Również tegoroczna wojna na Ukrainie pokazuje jak trudniejsze stają się pilne zakupy w czasach napięć międzynarodowych. Naturalną rzeczą jest, iż producenci najpierw muszą zaspokoić potrzeby własnych armii, a dopiero później w ramach pozostałych mocy produkcyjnych mogą eksportować sprzęt wojskowy. Okazuje się wtedy, iż można coś kupić, ale z odległego kraju lub nawet innego kontynentu. Kupno przez Polskę sprzętu np. w Korei Południowej czy w USA powoduje nie tylko wydłużenie czasu jego transportu stamtąd, ale przede wszystkim wydłużenie czasu dostawy części zapasowych lub przyjazdu do Polski tamtejszych serwisów. Natomiast wysyłanie do producenta sprzętu do naprawy na inny kontynent jest już całkowicie nieopłacalne. Można też sobie wyobrazić jaki duży koszt będzie przyjazdu serwisu fabrycznego do Polski.

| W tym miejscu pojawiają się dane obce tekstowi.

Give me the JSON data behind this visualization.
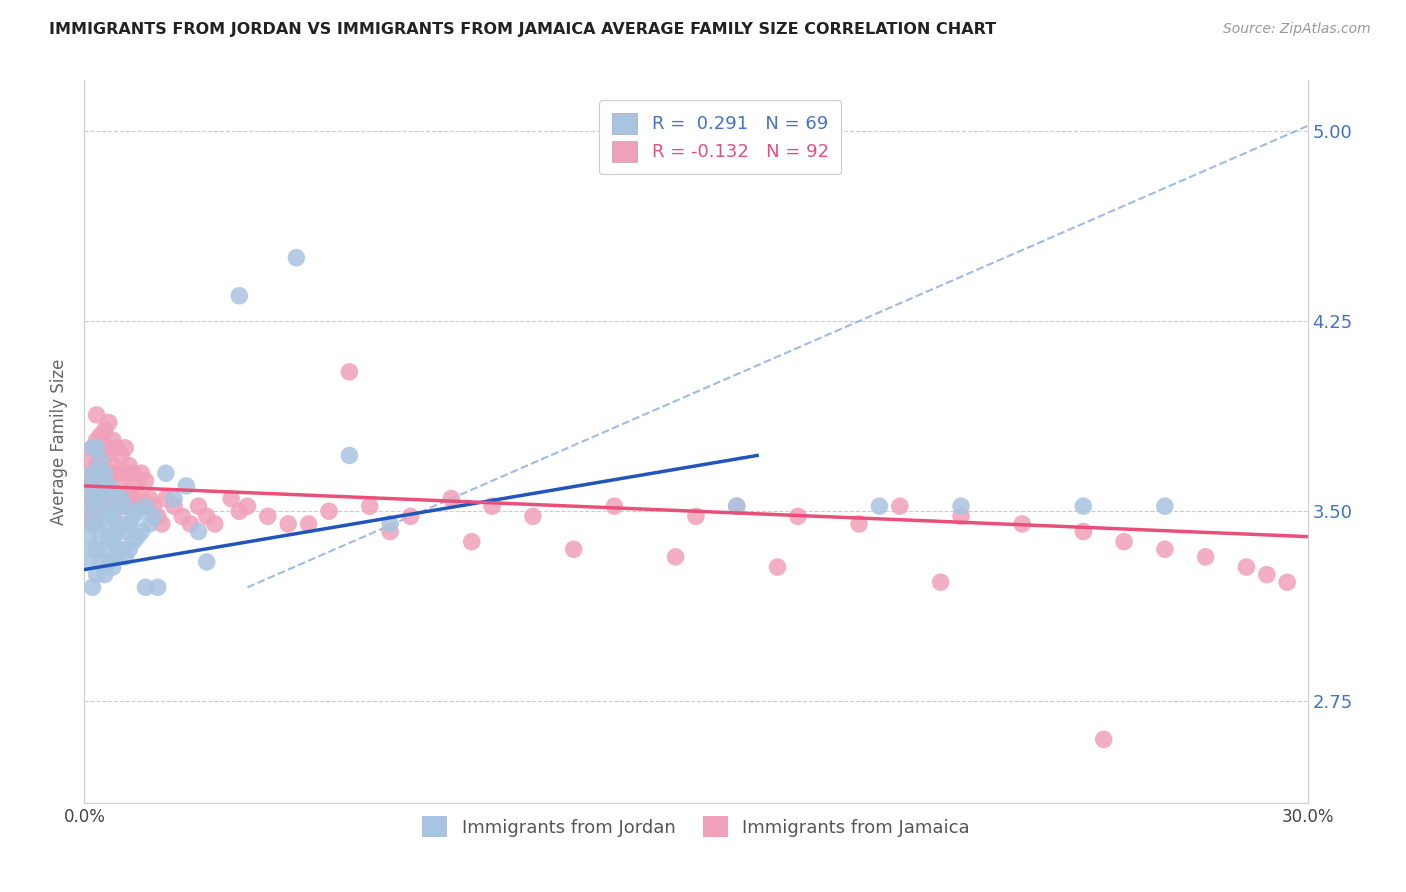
{
  "title": "IMMIGRANTS FROM JORDAN VS IMMIGRANTS FROM JAMAICA AVERAGE FAMILY SIZE CORRELATION CHART",
  "source": "Source: ZipAtlas.com",
  "ylabel": "Average Family Size",
  "xlim": [
    0.0,
    0.3
  ],
  "ylim": [
    2.35,
    5.2
  ],
  "yticks": [
    2.75,
    3.5,
    4.25,
    5.0
  ],
  "xticks": [
    0.0,
    0.05,
    0.1,
    0.15,
    0.2,
    0.25,
    0.3
  ],
  "xticklabels": [
    "0.0%",
    "",
    "",
    "",
    "",
    "",
    "30.0%"
  ],
  "yticklabels_right": [
    "2.75",
    "3.50",
    "4.25",
    "5.00"
  ],
  "jordan_color": "#a8c4e0",
  "jamaica_color": "#f0a0b8",
  "jordan_line_color": "#2255bb",
  "jamaica_line_color": "#e8507a",
  "dashed_line_color": "#88aadd",
  "jordan_R": 0.291,
  "jordan_N": 69,
  "jamaica_R": -0.132,
  "jamaica_N": 92,
  "jordan_line_x0": 0.0,
  "jordan_line_y0": 3.27,
  "jordan_line_x1": 0.165,
  "jordan_line_y1": 3.72,
  "jamaica_line_x0": 0.0,
  "jamaica_line_y0": 3.6,
  "jamaica_line_x1": 0.3,
  "jamaica_line_y1": 3.4,
  "dash_line_x0": 0.04,
  "dash_line_y0": 3.2,
  "dash_line_x1": 0.3,
  "dash_line_y1": 5.02,
  "jordan_scatter_x": [
    0.001,
    0.001,
    0.001,
    0.001,
    0.002,
    0.002,
    0.002,
    0.002,
    0.002,
    0.002,
    0.003,
    0.003,
    0.003,
    0.003,
    0.003,
    0.003,
    0.004,
    0.004,
    0.004,
    0.004,
    0.004,
    0.005,
    0.005,
    0.005,
    0.005,
    0.005,
    0.006,
    0.006,
    0.006,
    0.006,
    0.007,
    0.007,
    0.007,
    0.007,
    0.008,
    0.008,
    0.008,
    0.009,
    0.009,
    0.009,
    0.01,
    0.01,
    0.01,
    0.011,
    0.011,
    0.012,
    0.012,
    0.013,
    0.013,
    0.014,
    0.015,
    0.015,
    0.016,
    0.017,
    0.018,
    0.02,
    0.022,
    0.025,
    0.028,
    0.03,
    0.038,
    0.052,
    0.065,
    0.075,
    0.16,
    0.195,
    0.215,
    0.245,
    0.265
  ],
  "jordan_scatter_y": [
    3.3,
    3.4,
    3.5,
    3.6,
    3.2,
    3.35,
    3.45,
    3.55,
    3.65,
    3.75,
    3.25,
    3.35,
    3.45,
    3.55,
    3.65,
    3.75,
    3.3,
    3.4,
    3.5,
    3.6,
    3.7,
    3.25,
    3.35,
    3.45,
    3.55,
    3.65,
    3.3,
    3.4,
    3.5,
    3.6,
    3.28,
    3.38,
    3.48,
    3.58,
    3.32,
    3.42,
    3.52,
    3.35,
    3.45,
    3.55,
    3.32,
    3.42,
    3.52,
    3.35,
    3.45,
    3.38,
    3.48,
    3.4,
    3.5,
    3.42,
    3.2,
    3.52,
    3.45,
    3.48,
    3.2,
    3.65,
    3.55,
    3.6,
    3.42,
    3.3,
    4.35,
    4.5,
    3.72,
    3.45,
    3.52,
    3.52,
    3.52,
    3.52,
    3.52
  ],
  "jamaica_scatter_x": [
    0.001,
    0.001,
    0.001,
    0.002,
    0.002,
    0.002,
    0.002,
    0.003,
    0.003,
    0.003,
    0.003,
    0.003,
    0.004,
    0.004,
    0.004,
    0.004,
    0.005,
    0.005,
    0.005,
    0.005,
    0.006,
    0.006,
    0.006,
    0.006,
    0.007,
    0.007,
    0.007,
    0.008,
    0.008,
    0.008,
    0.009,
    0.009,
    0.009,
    0.01,
    0.01,
    0.01,
    0.011,
    0.011,
    0.012,
    0.012,
    0.013,
    0.013,
    0.014,
    0.014,
    0.015,
    0.015,
    0.016,
    0.017,
    0.018,
    0.019,
    0.02,
    0.022,
    0.024,
    0.026,
    0.028,
    0.03,
    0.032,
    0.036,
    0.04,
    0.045,
    0.05,
    0.06,
    0.065,
    0.07,
    0.08,
    0.09,
    0.1,
    0.11,
    0.13,
    0.15,
    0.16,
    0.175,
    0.19,
    0.2,
    0.215,
    0.23,
    0.245,
    0.255,
    0.265,
    0.275,
    0.285,
    0.29,
    0.295,
    0.038,
    0.055,
    0.075,
    0.095,
    0.12,
    0.145,
    0.17,
    0.21,
    0.25
  ],
  "jamaica_scatter_y": [
    3.5,
    3.6,
    3.7,
    3.45,
    3.55,
    3.65,
    3.75,
    3.48,
    3.58,
    3.68,
    3.78,
    3.88,
    3.5,
    3.6,
    3.7,
    3.8,
    3.52,
    3.62,
    3.72,
    3.82,
    3.55,
    3.65,
    3.75,
    3.85,
    3.58,
    3.68,
    3.78,
    3.55,
    3.65,
    3.75,
    3.52,
    3.62,
    3.72,
    3.55,
    3.65,
    3.75,
    3.58,
    3.68,
    3.55,
    3.65,
    3.52,
    3.62,
    3.55,
    3.65,
    3.52,
    3.62,
    3.55,
    3.52,
    3.48,
    3.45,
    3.55,
    3.52,
    3.48,
    3.45,
    3.52,
    3.48,
    3.45,
    3.55,
    3.52,
    3.48,
    3.45,
    3.5,
    4.05,
    3.52,
    3.48,
    3.55,
    3.52,
    3.48,
    3.52,
    3.48,
    3.52,
    3.48,
    3.45,
    3.52,
    3.48,
    3.45,
    3.42,
    3.38,
    3.35,
    3.32,
    3.28,
    3.25,
    3.22,
    3.5,
    3.45,
    3.42,
    3.38,
    3.35,
    3.32,
    3.28,
    3.22,
    2.6
  ]
}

Autor. Jarosław Ciślak/defence24.pl
Każda umowa na zakup zagranicznego sprzętu powinna wymagać od dostawcy zagwarantowania posiadania polskiego partnera, który po realizacji dostawy przejmie jego serwisowanie. Przy dużych liczebnie zakupach powinno to również obejmować wymóg przeniesienia do Polski produkcji podstawowych części zamiennych. Kolejną zagwarantowaną czynnością powinien być transfer do Polski technologii napraw i serwisowania oraz transfer wiedzy umożliwiający w przypadku zakupu nowego, a nie używanego sprzętu przeprowadzenie w Polsce jego modernizacji połowy życia.
Zobacz też
Do tego potrzebny jest rozwój zakładowych lub osobnych biur projektowych, które po przejęciu od producenta wystarczającej dokumentacji technicznej zapewniłyby wsparcie przy remontach i obsłudze. Jednocześnie wraz z nabieraniem przy tym coraz większych umiejętności po kilku latach powinny one być gotowe do samodzielnego opracowania modernizacji uzbrojenia. Oczywiście biura te powinny pozostać w stałej współpracy z producentem, aby na bieżąco śledzić jego rozwiązania. Jeśli producent w przyszłości zaproponowałby własne projekty modernizacyjne, nasze biura projektowe mogłyby ocenić ich celowość lub nawet wziąć udział w nich. Bez dużego zaplecza inżynieryjno-technicznego Polska zawsze będzie skazana na kupowanie wszystkiego za granicą. Niektóre polskie firmy zbrojeniowe utrzymując swój potencjał naukowo-badawczo-inżynieryjny potwierdzają swoją działalnością, iż potrafią same opracować wyroby na światowym poziomie i skutecznie rozwijać własne typoszeregi produkowanych wyrobów.